Although the above embodiment describes an example in which a platinum resistance temperature detector and a thermocouple are used, the present invention is not limited to this, and other types of sensors may be used as appropriate depending on the objects handled in the glove box. It is also possible to use not only two types of sensors but three or more types of sensors as appropriate.

〔Effect of the invention〕

As described above, according to the present invention, by monitoring the temperature inside the CB using multiple types of temperature sensors with different measurement principles, it is possible to accurately monitor the temperature inside the CB without being affected by the air inside the CB such as lumps and steam. Since fire can be detected and there will be no malfunctions,
Accidental discharge of halon fire extinguishing equipment is eliminated, and environmental pollution caused by halon gas can be prevented.

Furthermore, since advance warnings can be issued before a fire occurs, early detection of abnormalities is possible, which is highly effective in protecting property.

Furthermore, by combining it with a computer and halon fire extinguishing equipment, an automatic fire extinguishing system can be constructed, which can be used in automatic factories, nighttime maintenance management, etc., contributing to improved safety and labor savings in maintenance management.

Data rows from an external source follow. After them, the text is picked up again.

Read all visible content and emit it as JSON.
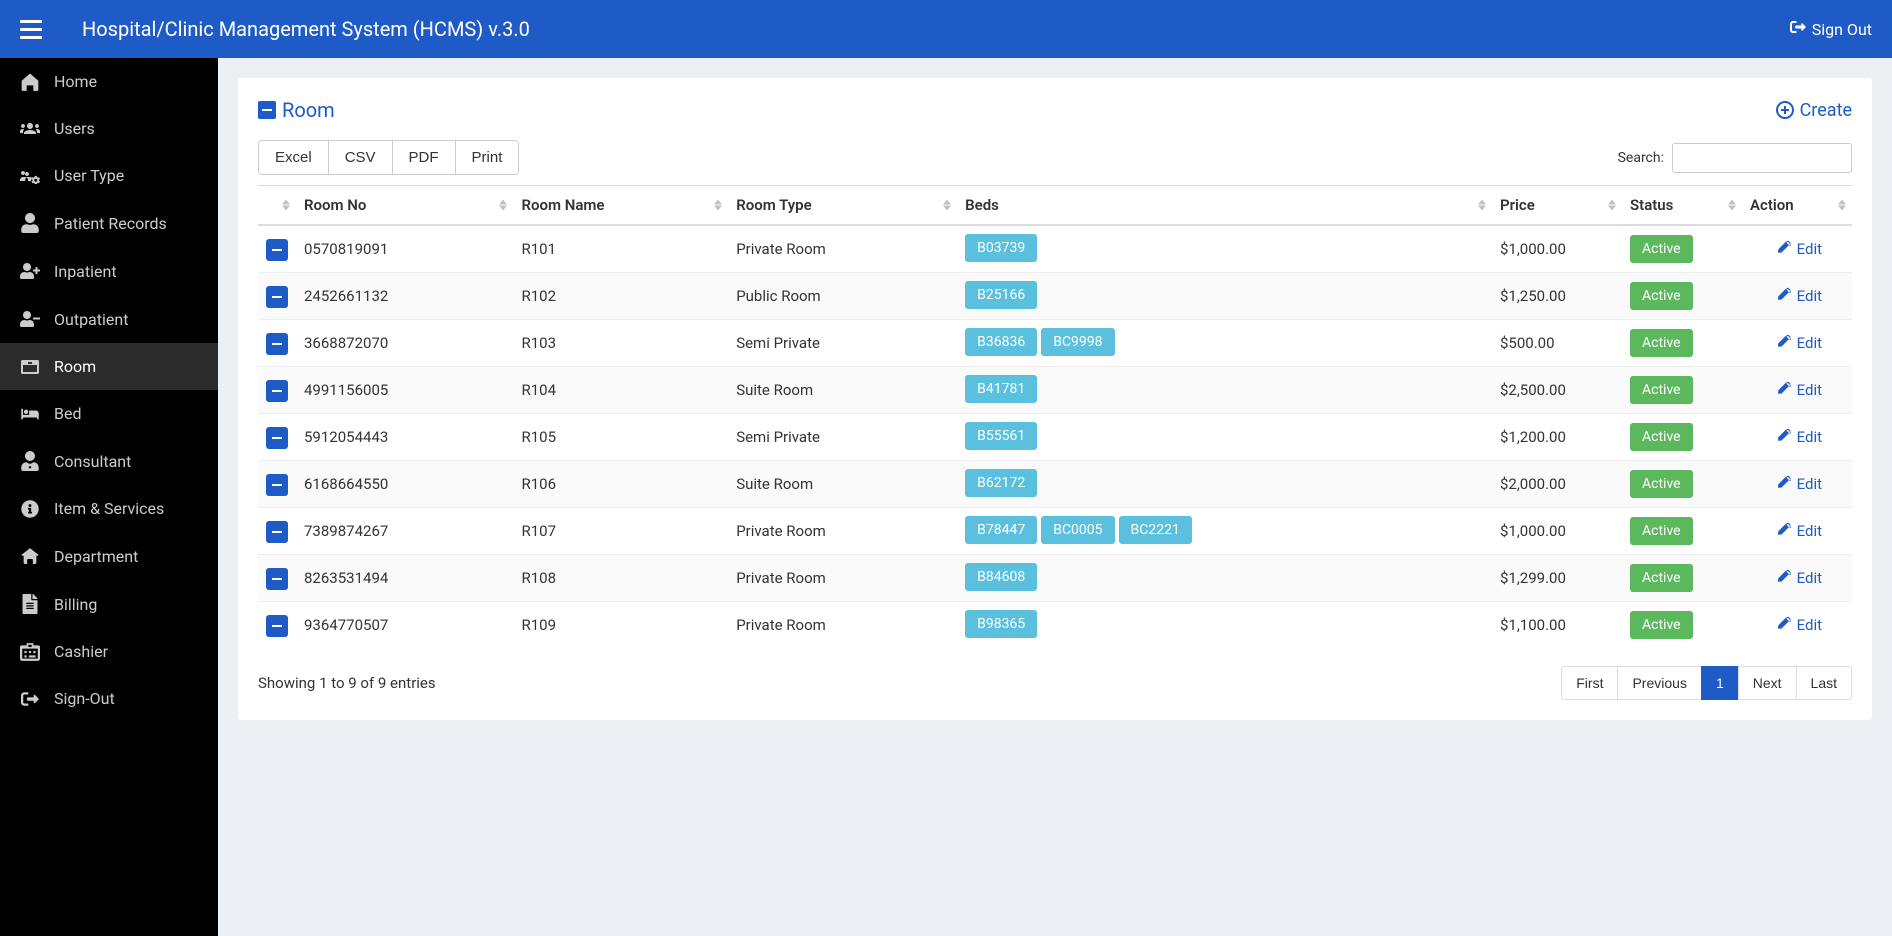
{
  "header": {
    "title": "Hospital/Clinic Management System (HCMS) v.3.0",
    "signout": "Sign Out"
  },
  "sidebar": {
    "items": [
      {
        "label": "Home",
        "icon": "home"
      },
      {
        "label": "Users",
        "icon": "users"
      },
      {
        "label": "User Type",
        "icon": "users-cog"
      },
      {
        "label": "Patient Records",
        "icon": "patient"
      },
      {
        "label": "Inpatient",
        "icon": "inpatient"
      },
      {
        "label": "Outpatient",
        "icon": "outpatient"
      },
      {
        "label": "Room",
        "icon": "room",
        "active": true
      },
      {
        "label": "Bed",
        "icon": "bed"
      },
      {
        "label": "Consultant",
        "icon": "consultant"
      },
      {
        "label": "Item & Services",
        "icon": "info"
      },
      {
        "label": "Department",
        "icon": "dept"
      },
      {
        "label": "Billing",
        "icon": "billing"
      },
      {
        "label": "Cashier",
        "icon": "cashier"
      },
      {
        "label": "Sign-Out",
        "icon": "signout"
      }
    ]
  },
  "page": {
    "title": "Room",
    "create": "Create"
  },
  "toolbar": {
    "export": [
      "Excel",
      "CSV",
      "PDF",
      "Print"
    ],
    "search_label": "Search:",
    "search_value": ""
  },
  "table": {
    "columns": [
      "",
      "Room No",
      "Room Name",
      "Room Type",
      "Beds",
      "Price",
      "Status",
      "Action"
    ],
    "rows": [
      {
        "room_no": "0570819091",
        "room_name": "R101",
        "room_type": "Private Room",
        "beds": [
          "B03739"
        ],
        "price": "$1,000.00",
        "status": "Active"
      },
      {
        "room_no": "2452661132",
        "room_name": "R102",
        "room_type": "Public Room",
        "beds": [
          "B25166"
        ],
        "price": "$1,250.00",
        "status": "Active"
      },
      {
        "room_no": "3668872070",
        "room_name": "R103",
        "room_type": "Semi Private",
        "beds": [
          "B36836",
          "BC9998"
        ],
        "price": "$500.00",
        "status": "Active"
      },
      {
        "room_no": "4991156005",
        "room_name": "R104",
        "room_type": "Suite Room",
        "beds": [
          "B41781"
        ],
        "price": "$2,500.00",
        "status": "Active"
      },
      {
        "room_no": "5912054443",
        "room_name": "R105",
        "room_type": "Semi Private",
        "beds": [
          "B55561"
        ],
        "price": "$1,200.00",
        "status": "Active"
      },
      {
        "room_no": "6168664550",
        "room_name": "R106",
        "room_type": "Suite Room",
        "beds": [
          "B62172"
        ],
        "price": "$2,000.00",
        "status": "Active"
      },
      {
        "room_no": "7389874267",
        "room_name": "R107",
        "room_type": "Private Room",
        "beds": [
          "B78447",
          "BC0005",
          "BC2221"
        ],
        "price": "$1,000.00",
        "status": "Active"
      },
      {
        "room_no": "8263531494",
        "room_name": "R108",
        "room_type": "Private Room",
        "beds": [
          "B84608"
        ],
        "price": "$1,299.00",
        "status": "Active"
      },
      {
        "room_no": "9364770507",
        "room_name": "R109",
        "room_type": "Private Room",
        "beds": [
          "B98365"
        ],
        "price": "$1,100.00",
        "status": "Active"
      }
    ],
    "edit_label": "Edit"
  },
  "footer": {
    "info": "Showing 1 to 9 of 9 entries",
    "pagination": [
      "First",
      "Previous",
      "1",
      "Next",
      "Last"
    ],
    "active_page": "1"
  }
}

[Brief explanation of the drawing]

FIG. 1 is a diagram showing an embodiment of the CB large fire detector system according to the present invention, and FIG. 2 is a diagram for explaining the operational flow of the fire detection/extinguishing equipment. 1-GB, 1a-platinum resistance thermometer, lb-thermocouple, 3.
4 Temperature converter, 6-Fire alarm, 7.8 Alarm setting device, 9--Calculator, 10-Alarm, 11-A N D circuit, 12-GB fire extinguishing equipment, 12 a-Halon control' 4
'n board, 12b...starting gas cylinder, 12C...
Halon cylinder. Applicant: Power Reactor and Nuclear Fuel #i Development Corporation, Patent Attorney Masanobu Hirugawa (5 others) 2nd

Claims (2)

[Claims] (1) Multiple types of temperature sensors with different measurement principles installed in the glove box, temperature converters that convert the output voltage values or output resistance values of the multiple types of temperature sensors into current values, and each temperature converter. A warning alarm that is activated and issues a warning when at least one output reaches a first set current value corresponding to a first set temperature, and the output of each temperature converter is set to the first set current value. The condition is that there are multiple alarm setting devices that output when the second set current value corresponding to the second set temperature, which is larger, is reached, an AND circuit into which the output of each alarm setting device is input, and an AND circuit output. a fire alarm and a fire extinguishing means driven by the system, and issues a preliminary alarm when at least one temperature sensor detects that a first set temperature has been reached, and furthermore, when each temperature sensor has reached a second set temperature. A glove box fire detection system is characterized by issuing a fire alarm and activating fire extinguishing equipment when a fire is detected. (2) The glove box fire detection system according to claim 1, wherein the plurality of types of temperature sensors are a resistance temperature sensor and a thermocouple.